Semt semt geziyoruz filmde ikisiyle biz de. 1980’lerin ortasında yapı stokunda hâlâ birbirlerine yaslanmış ahşap evler var, görünüyorlar hep film boyunca, dar sokaklarda. Apartmanların merdivenleri tırmanılıyor, yokuşlar iniliyor, çıkılıyor. İlginç bir serüven bu bazı açılardan, evlerin içine girilip çıkılıyor, etraflarında, bahçelerinde geziniliyor. Film, ilk yarım saatini sadece bu ev arama mücadelesine ayırarak, ara ara belgesel olmaya yakınlaşarak, anne kızın arasındaki ilişkiye, görüştükleri insanlarla kurdukları diyaloglara odaklanarak ama en çok ülkenin içinde bulunduğu bir tür kontrolsüzlüğe dikkat çekerek ilerliyor. Bu ev arama, emlakçılarla, ev sahipleriyle görüşme sahnelerinde kayda değer bir şeyler var. Bir, iki, üç... Gördükleri beşinci daire için ev sahibesi ile konuşurken deliriyorlar ikisi de, sakin ve olaysız bir delirme ama bu! Sanırım Ortaköy civarında olacak, deniz gören bir apartman dairesine giden anne kızın arasında, evi dolandıktan, bir süre camdan dışarıyı seyrettikten sonra şu konuşma geçiyor:

Adile Naşit - Ne dersin Ayşeciğim?
Ayşen Gruda - Bilmem, fena değil galiba.
Ev sahibi - Aman hanımefendi, fena değil de ne demek? Birinci sınıf lüks bir inşaat.
AG - Aman yok canım, daha neleri var? Allah sizi inandırsın, bizim şu anda oturduğumuz daire buraya fark atar.
Ev sahibi - E niye çıkıyorsunuz peki?
AG - E şey, fazla deniz görüyor, annemi de deniz tutar, ondan.
AN - Ya sormayın! Bir bulantı, bir baş dönmesi, dayanılır gibi değil. Hayır, vapurda oturayım daha iyi değil mi efendim?
AG - Mutfak da küçük.
AN - Aaa adamakıllı küçük. Bizim buzdolapları bile sığmaz kızım değil mi?
AG - Aman anne, atarsın bir ikisini olur biter.
AN - Ne diyorsun tutalım mı yani?
AG - Bilmem, nasıl istersen. Kararsızlık yoruyor beni...

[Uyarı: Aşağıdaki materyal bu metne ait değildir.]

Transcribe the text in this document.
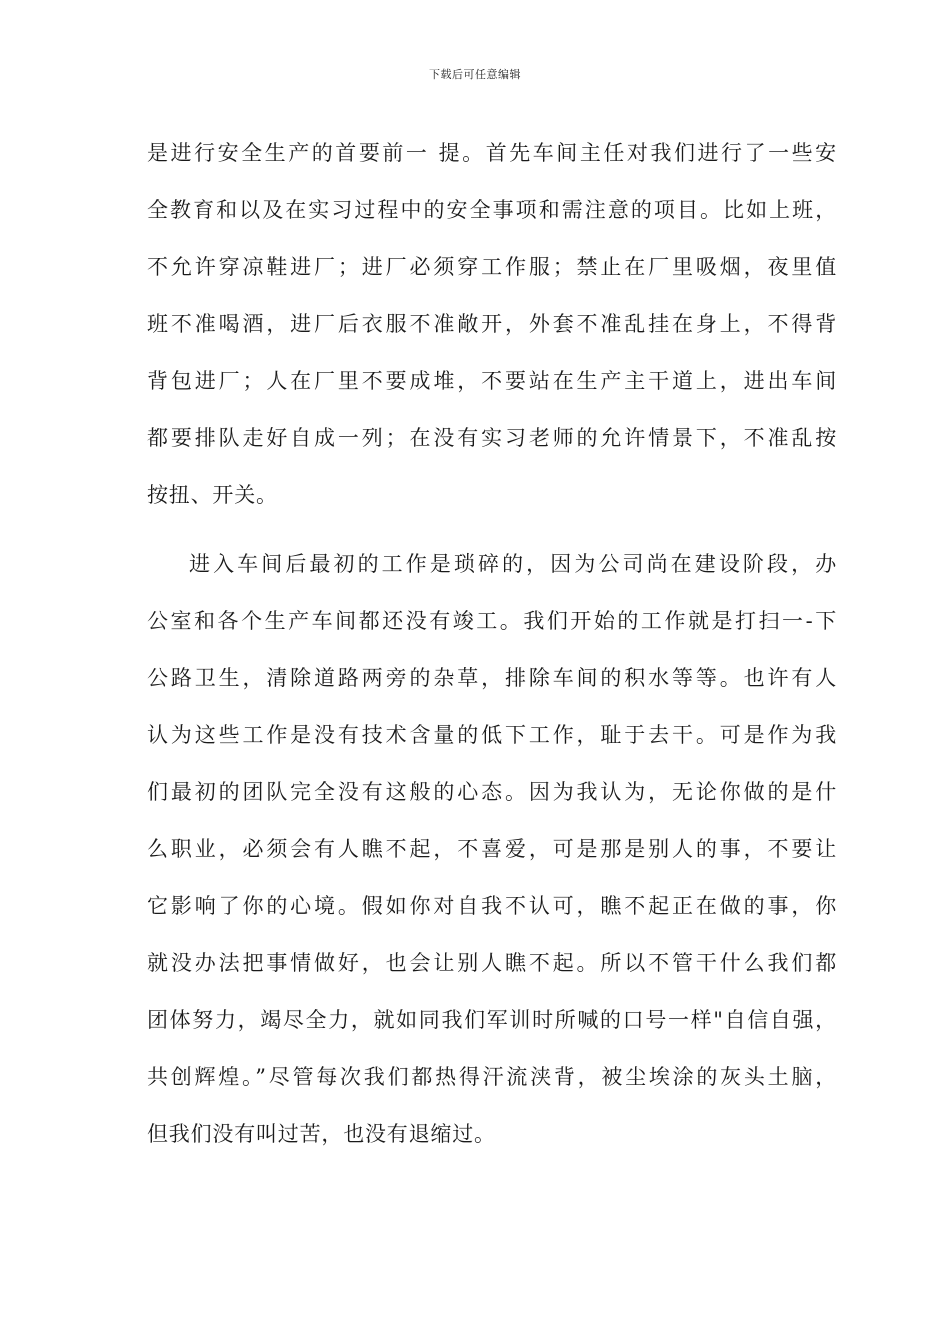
下载后可任意编辑
是进行安全生产的首要前一 提。首先车间主任对我们进行了一些安
全教育和以及在实习过程中的安全事项和需注意的项目。比如上班，
不允许穿凉鞋进厂；进厂必须穿工作服；禁止在厂里吸烟，夜里值
班不准喝酒，进厂后衣服不准敞开，外套不准乱挂在身上，不得背
背包进厂；人在厂里不要成堆，不要站在生产主干道上，进出车间
都要排队走好自成一列；在没有实习老师的允许情景下，不准乱按
按扭、开关。
进入车间后最初的工作是琐碎的，因为公司尚在建设阶段，办
公室和各个生产车间都还没有竣工。我们开始的工作就是打扫一-下
公路卫生，清除道路两旁的杂草，排除车间的积水等等。也许有人
认为这些工作是没有技术含量的低下工作，耻于去干。可是作为我
们最初的团队完全没有这般的心态。因为我认为，无论你做的是什
么职业，必须会有人瞧不起，不喜爱，可是那是别人的事，不要让
它影响了你的心境。假如你对自我不认可，瞧不起正在做的事，你
就没办法把事情做好，也会让别人瞧不起。所以不管干什么我们都
团体努力，竭尽全力，就如同我们军训时所喊的口号一样"自信自强，
共创辉煌。”尽管每次我们都热得汗流浃背，被尘埃涂的灰头土脑，
但我们没有叫过苦，也没有退缩过。
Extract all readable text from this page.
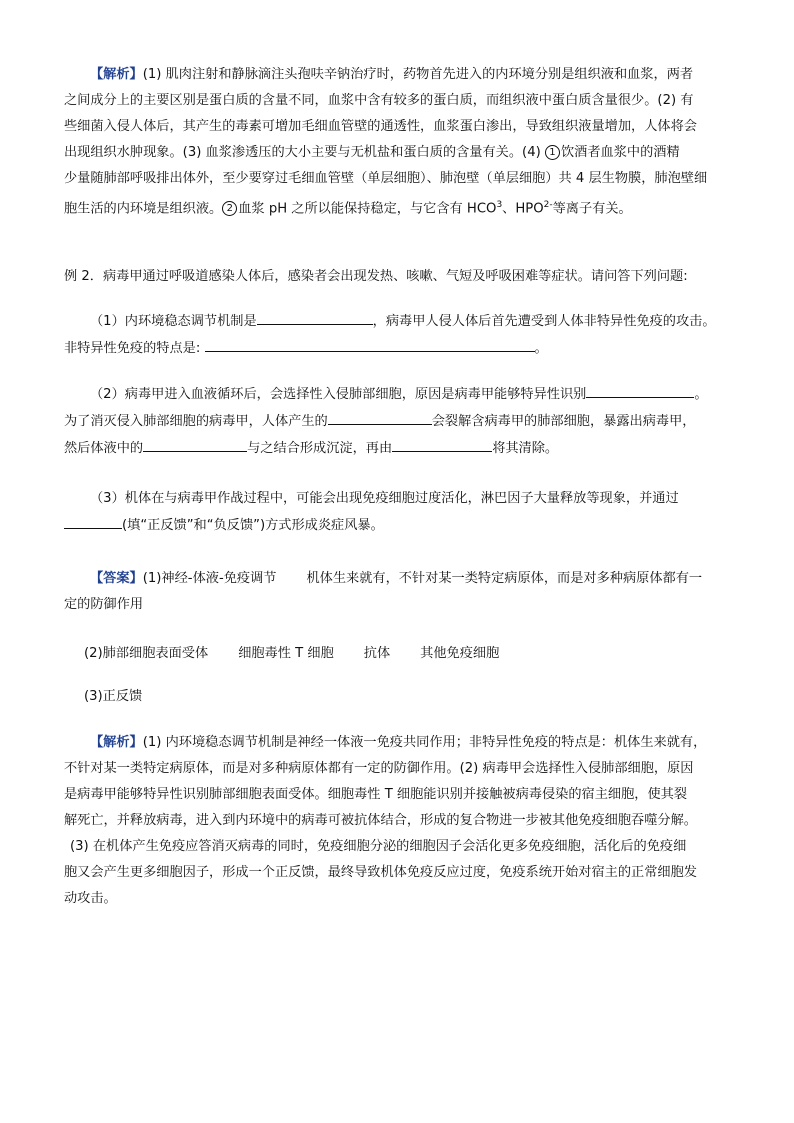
【解析】(1) 肌肉注射和静脉滴注头孢呋辛钠治疗时，药物首先进入的内环境分别是组织液和血浆，两者
之间成分上的主要区别是蛋白质的含量不同，血浆中含有较多的蛋白质，而组织液中蛋白质含量很少。(2) 有
些细菌入侵人体后，其产生的毒素可增加毛细血管壁的通透性，血浆蛋白渗出，导致组织液量增加，人体将会
出现组织水肿现象。(3) 血浆渗透压的大小主要与无机盐和蛋白质的含量有关。(4) 1 饮酒者血浆中的酒精
少量随肺部呼吸排出体外，至少要穿过毛细血管壁（单层细胞）、肺泡壁（单层细胞）共 4 层生物膜，肺泡壁细
胞生活的内环境是组织液。 2 血浆 pH 之所以能保持稳定，与它含有 HCO$^3$、$HPO^{2-}$等离子有关。
例 2．病毒甲通过呼吸道感染人体后，感染者会出现发热、咳嗽、气短及呼吸困难等症状。请问答下列问题:
（1）内环境稳态调节机制是	，病毒甲人侵人体后首先遭受到人体非特异性免疫的攻击。
非特异性免疫的特点是:	。
（2）病毒甲进入血液循环后，会选择性入侵肺部细胞，原因是病毒甲能够特异性识别	。
为了消灭侵入肺部细胞的病毒甲，人体产生的	会裂解含病毒甲的肺部细胞，暴露出病毒甲，
然后体液中的	与之结合形成沉淀，再由	将其清除。
（3）机体在与病毒甲作战过程中，可能会出现免疫细胞过度活化，淋巴因子大量释放等现象，并通过
(填“正反馈”和“负反馈”)方式形成炎症风暴。
【答案】(1)神经-体液-免疫调节 机体生来就有，不针对某一类特定病原体，而是对多种病原体都有一
定的防御作用
(2)肺部细胞表面受体 细胞毒性 T 细胞 抗体 其他免疫细胞
(3)正反馈
【解析】(1) 内环境稳态调节机制是神经一体液一免疫共同作用；非特异性免疫的特点是：机体生来就有，
不针对某一类特定病原体，而是对多种病原体都有一定的防御作用。(2) 病毒甲会选择性入侵肺部细胞，原因
是病毒甲能够特异性识别肺部细胞表面受体。细胞毒性 T 细胞能识别并接触被病毒侵染的宿主细胞，使其裂
解死亡，并释放病毒，进入到内环境中的病毒可被抗体结合，形成的复合物进一步被其他免疫细胞吞噬分解。
(3) 在机体产生免疫应答消灭病毒的同时，免疫细胞分泌的细胞因子会活化更多免疫细胞，活化后的免疫细
胞又会产生更多细胞因子，形成一个正反馈，最终导致机体免疫反应过度，免疫系统开始对宿主的正常细胞发
动攻击。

'80'ler. Başbakan Turgut Özal. Gelir dağılımı eşitsizliği, bu yıllarda da mesele (Depo Photos)

Nihayetinde hızlı bir hesapla evin kirasını ve diğer masrafları aldığı üç aylığa bölen Adile Naşit, evi dört buçuk günlüğüne tutmaya karar veriyor. Biraz evden kovulmalarına benzeyen bir durum çıkıyor ortaya tabii. Bu evden önce gördükleri evlerden biri “kümesten bozma”ydı; bir diğeri ahşaptı, tahtaların arası görünüyordu; karşılayabildikleri tek ev, aylık 25 bin lira kirası olan Gebze’deki evdi; bir diğerinin sahibi aylık 180 bin lira kira, bir yıllık da peşin istiyordu. Peşinatı verdikten sonra iki sene evin duvarlarını yiyebileceklerini hesaplayan Adile Naşit, yukarıdaki konuşmada geçen “Vapurda oturayım daha iyi” noktasına kolay gelmiyor kısaca.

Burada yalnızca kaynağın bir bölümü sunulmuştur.